Domain adaptation is a problem setup where you have a lot of labelled data in a "source domain" (e.g. a simulator, synthesizer, white-background product photos, etc.), and a small amount of/expensive labelled data in a "target domain" (e.g. a real robot, real speech, natural images), and you want to be able to learn from the source domain and generalize to the target domain.
Prior work focused a lot on learning domain-invariant features which would be equally applicable to both source and target, usually suffering a loss in performance as you take a source-trained model and apply it to the target domain.
This paper proposes instead to learn (unsupervised) a mapping from source domain to target domain (e.g. sim to real) images, and train on that. They use a GAN to learn the mapping in pixel space, and then train on target and generated images.
They do experiments on MNIST -> USPS (I hadn't heard of it before; looks like MNIST with blur-sharpened edges), MNIST-> MNIST_M (coloured MNIST on natural-ish backgrounds), and Linemod (object recognition and pose estimation in cluttered scenes; ~100 000 rendered and 1000 real). I'm not very familiar with these as benchmarks, but they all seem quite small.
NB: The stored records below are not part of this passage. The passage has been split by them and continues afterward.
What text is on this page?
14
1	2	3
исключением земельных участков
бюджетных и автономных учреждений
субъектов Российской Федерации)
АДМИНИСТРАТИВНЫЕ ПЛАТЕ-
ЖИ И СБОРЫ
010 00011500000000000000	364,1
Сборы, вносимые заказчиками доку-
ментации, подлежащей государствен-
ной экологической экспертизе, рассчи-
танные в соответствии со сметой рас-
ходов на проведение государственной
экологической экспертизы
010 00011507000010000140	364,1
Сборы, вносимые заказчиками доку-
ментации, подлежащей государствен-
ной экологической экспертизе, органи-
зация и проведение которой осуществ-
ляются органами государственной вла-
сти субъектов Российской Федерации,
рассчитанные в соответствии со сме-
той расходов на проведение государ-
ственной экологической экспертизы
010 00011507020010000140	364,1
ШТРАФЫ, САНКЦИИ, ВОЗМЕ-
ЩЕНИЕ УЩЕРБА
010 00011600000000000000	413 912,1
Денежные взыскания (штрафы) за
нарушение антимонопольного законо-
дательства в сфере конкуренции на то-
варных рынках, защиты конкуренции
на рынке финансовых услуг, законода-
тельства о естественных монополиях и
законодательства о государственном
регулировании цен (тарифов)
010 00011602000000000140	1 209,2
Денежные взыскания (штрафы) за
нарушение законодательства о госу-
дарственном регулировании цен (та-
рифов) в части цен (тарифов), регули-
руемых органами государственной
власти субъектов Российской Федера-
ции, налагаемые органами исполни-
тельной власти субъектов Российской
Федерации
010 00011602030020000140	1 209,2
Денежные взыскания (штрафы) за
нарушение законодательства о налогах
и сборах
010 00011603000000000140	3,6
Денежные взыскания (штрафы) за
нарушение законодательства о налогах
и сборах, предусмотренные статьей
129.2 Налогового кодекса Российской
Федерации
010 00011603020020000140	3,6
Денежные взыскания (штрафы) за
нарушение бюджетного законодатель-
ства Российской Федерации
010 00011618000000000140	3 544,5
Their method is able to outperform the 'Target-only" benchmark (i.e. don't use the source data, don't do domain adaptation), which is apparently difficult to achieve.
Overall, the method sounds very appealing to me; I like the concept, but feel like there need to be larger/maybe differently-designed benchmarks to really compare different methods. I find it discouraging in general to know that it's difficult to improve over 'target-only' methods. It feels like this shouldn't be the case, but I guess this is just the story of semi-supervised learning at the moment. I wonder if this is more/mostly to do with:
They also make an interesting and easy-to-miss connection with InfoGAN in the appendix. If you use their approach for classification, like InfoGAN, it amounts to a variational method for maximizing the mutual information between the predicted class and generated/source images.